Die Ausbildung bei der Polizei in der Schweiz
In den meisten Schweizer Kantonen ist der Ablauf der Ausbildung gleich. Dazu gibt es verschiedene interkantonale Polizeischulen, die für insgesamt 11 Kantone zuständig. Die Ausbildung setzt sich aus vier Modulen zusammen. Im ersten Modul durchlaufen die Aspiranten und Aspirantinnen eine dreiwöchige Ausbildung im jeweiligen Kanton. Danach folgt eine elfmonatige Teilnahme an einer Polizeischule, wo neben theoretischen Grundlagen auch die körperliche Fitness auf dem Stundenplan steht. Nach dem Ende der ersten Phase folgt die Vereidigung.
Nun folgt ein Einblick in die praktische Arbeit, bei denen die Anwärter und Anwärterinnen an der Seite erfahrener Kollegen arbeiten. Dieses Modul dauert rund fünf Monate.

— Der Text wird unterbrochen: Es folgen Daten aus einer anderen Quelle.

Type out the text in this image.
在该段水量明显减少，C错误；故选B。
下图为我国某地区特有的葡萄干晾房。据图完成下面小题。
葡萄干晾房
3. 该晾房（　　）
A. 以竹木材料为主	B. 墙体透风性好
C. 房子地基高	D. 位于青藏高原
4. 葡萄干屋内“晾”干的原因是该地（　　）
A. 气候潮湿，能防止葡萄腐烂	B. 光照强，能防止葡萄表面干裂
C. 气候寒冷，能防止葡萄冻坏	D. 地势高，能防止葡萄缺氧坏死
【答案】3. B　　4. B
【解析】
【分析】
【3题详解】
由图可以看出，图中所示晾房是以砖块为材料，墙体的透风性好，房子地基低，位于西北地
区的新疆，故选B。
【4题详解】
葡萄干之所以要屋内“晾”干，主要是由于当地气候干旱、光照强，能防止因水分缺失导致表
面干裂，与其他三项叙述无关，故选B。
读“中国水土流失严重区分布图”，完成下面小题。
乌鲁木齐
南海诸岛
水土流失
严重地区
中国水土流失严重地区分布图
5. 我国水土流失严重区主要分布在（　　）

Im dritten Modul übernehmen die Mitarbeitenden für zwölf Monate die Arbeit in einem bestimmten Bezirk. Dazu zählt beispielsweise der Patrouillendienst oder die Mitarbeit im Innendienst. Das vierte Modul dient dazu, die Arbeit auf der Strasse kennenzulernen. Dabei sind die Anwärter und Anwärterinnen im Team unterwegs.
Innerhalb der Polizei in der Schweiz gibt es unterschiedliche Möglichkeiten, die Karriere zu verfolgen. Nach der regulären Ausbildung ist beispielsweise die Arbeit im Streifendienst, aber auch ein Studium möglich. Im Laufe der Zeit haben die Mitarbeitenden die Option, in eine Spezialeinheit zu wechseln oder bei der Kriminalpolizei oder der Bundeskriminalpolizei zu arbeiten. Grundsätzlich hängt die Laufbahn von den Fähigkeiten und den eigenen Wünschen ab.
Voraussetzungen für die Arbeit bei der Schweizer Polizei
Wer bei der Polizei Schweiz arbeiten möchte, muss Schweizer Staatsbürger sein und mindestens 21 Jahre alt sein. Eine abgeschlossene Lehre, ein Schulabschluss oder ein höherer Abschluss sind ebenso erforderlich, wie ein Führerausweis der Kategorie B. Bei der Sehschärfe gelten bestimmte Obergrenzen. Zudem benötigen die Auszubildenden einen einwandfreien Leumund und einen gesunden körperlichen Zustand. Wichtig sind eine gute sportliche Leistungsfähigkeit und gute Leistungen beim Schwimmen. Selbstverständlich gehören sehr gute Deutschkenntnisse und eine gute Allgemeinbildung zu den Voraussetzungen. Erwartet werden in den deutschsprachigen Kantonen mündliche Kenntnisse der französischen Sprache.
Bei einem Eignungstest werden die Fähigkeiten der Bewerber und Bewerberinnen genau geprüft. Zunächst ist ein Online-Test zu absolvieren, wobei die Teilnehmer nach erfolgreichem Abschluss die Möglichkeit erhalten, sich bei einer Polizeibehörde zu bewerben. In einem persönlichen Gespräch werden dann alle weiteren Optionen genau besprochen.